With Clue, you can track your exercise frequency, moods, menstrual flow heaviness, and your menstrual products. My favorite part of the app is the fact that you can look at past periods, PMS and fertility data and you can get accurate predictions for up to three upcoming cycles. Basically, it’s going to predict what my mood will be in three months time, which I just think is magical.
MagicGirl, in my opinion, is the holy grail of teen period trackers. Yes, this one’s created just for teens! MagicGirl has almost all the same features as Clue, keeping an archive of past periods and giving you predictions on upcoming cycles based on previous months.
MagicGirl allows you to customize your period length and has a community of users you can chat with about various period-related topics. What I like about this app is because it’s aimed specifically at teens, you’ll be able to chat with other teens who may be experiencing their period for the first time, just like you!

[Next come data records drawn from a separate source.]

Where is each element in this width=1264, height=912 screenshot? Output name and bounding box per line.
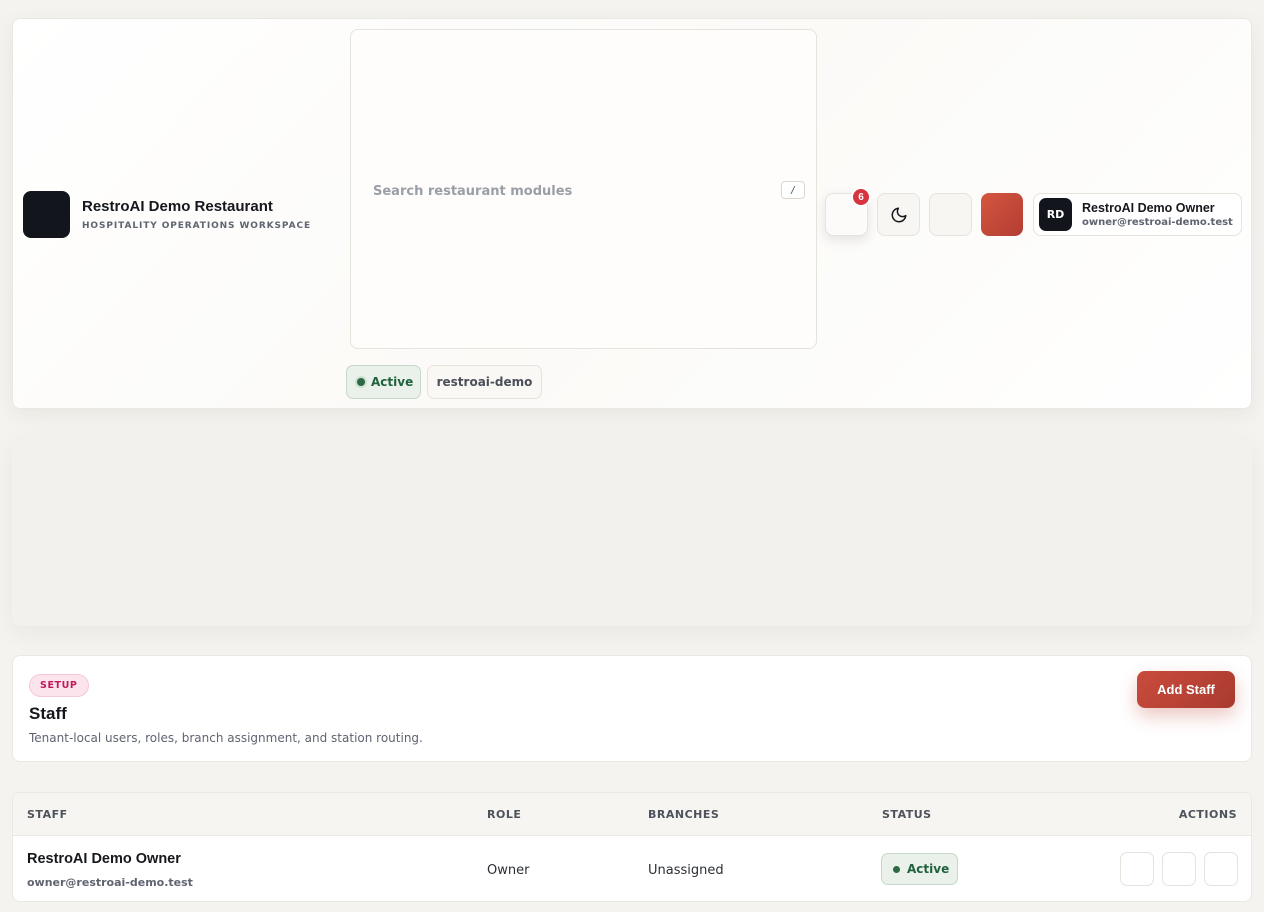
status-dot-icon [357,378,365,386]
page-description: Tenant-local users, roles, branch assign… [29,731,423,745]
status-dot-icon [893,865,900,873]
workspace-status-chip: Active [346,365,421,399]
moon-icon [891,207,906,222]
staff-name: RestroAI Demo Owner [27,851,181,867]
user-name: RestroAI Demo Owner [1082,201,1215,215]
brand-subtitle: HOSPITALITY OPERATIONS WORKSPACE [82,221,312,231]
status-label: Active [907,862,950,876]
table-header: STAFF ROLE BRANCHES STATUS ACTIONS [13,793,1251,836]
tenant-label: restroai-demo [436,375,533,389]
column-header-staff: STAFF [27,808,68,821]
staff-role: Owner [487,863,530,878]
theme-toggle-button[interactable] [877,193,920,236]
brand[interactable]: RestroAI Demo Restaurant HOSPITALITY OPE… [23,191,311,238]
user-profile-menu[interactable]: RD RestroAI Demo Owner owner@restroai-de… [1033,193,1242,236]
column-header-branches: BRANCHES [648,808,720,821]
app-header: RestroAI Demo Restaurant HOSPITALITY OPE… [12,18,1252,409]
edit-staff-button[interactable] [1162,852,1196,886]
brand-logo [23,191,70,238]
delete-staff-button[interactable] [1204,852,1238,886]
notification-count-badge: 6 [851,187,871,207]
user-email: owner@restroai-demo.test [1082,217,1233,228]
workspace-status-label: Active [371,375,414,389]
search-shortcut-key: / [781,181,805,199]
accent-color-button[interactable] [981,193,1023,236]
page-header-card: SETUP Staff Tenant-local users, roles, b… [12,655,1252,762]
staff-branches: Unassigned [648,863,724,878]
tenant-chip[interactable]: restroai-demo [427,365,542,399]
column-header-status: STATUS [882,808,932,821]
settings-button[interactable] [929,193,972,236]
notifications-button[interactable]: 6 [825,187,871,236]
loading-panel [12,436,1252,626]
staff-email: owner@restroai-demo.test [27,876,193,889]
staff-table: STAFF ROLE BRANCHES STATUS ACTIONS Restr… [12,792,1252,902]
table-row[interactable]: RestroAI Demo Owner owner@restroai-demo.… [13,836,1251,901]
column-header-actions: ACTIONS [1178,808,1237,821]
page-title: Staff [29,704,67,723]
column-header-role: ROLE [487,808,522,821]
add-staff-button[interactable]: Add Staff [1137,671,1235,708]
brand-name: RestroAI Demo Restaurant [82,198,273,215]
status-badge: Active [881,853,958,885]
avatar: RD [1039,198,1072,231]
search-box[interactable]: / [350,29,817,349]
section-tag: SETUP [29,674,89,697]
view-staff-button[interactable] [1120,852,1154,886]
search-input[interactable] [373,180,753,202]
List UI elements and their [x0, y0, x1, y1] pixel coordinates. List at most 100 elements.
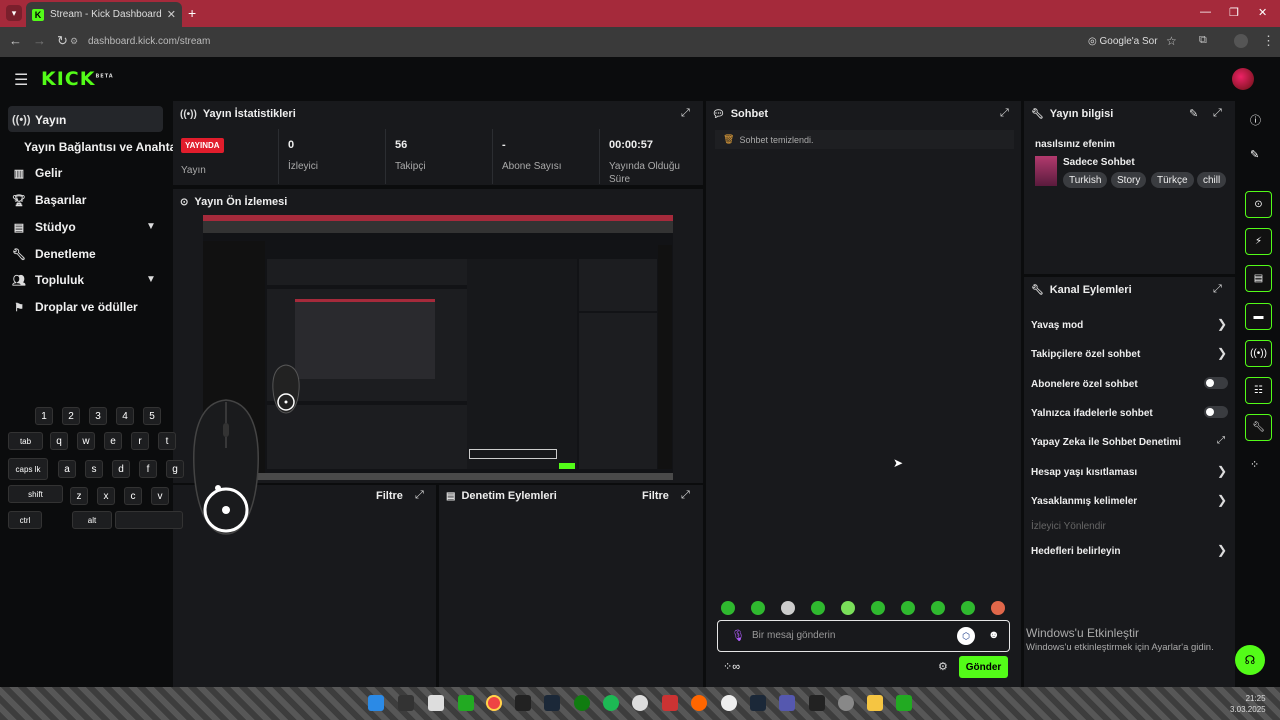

It opens up an extra level of comfort because talking about periods can be awkward, especially as a teenager. This gives teens the opportunity to talk to like-minded people, around the same age as them. Win!
Overall, I don’t have anything against any of the apps I’ve discussed. They’re all great in different ways. While I don’t use a period calendar tracker myself, if I did, I would use Clue – that’s a personal preference. If I were a teen, I would hands down use Magic Girl, however I’m past my teenage years so Clue comes out on top for me. Since all of these apps are free on iPhone and Android, I would suggest downloading them all and giving each one a try to see what you like best. Happy tracking!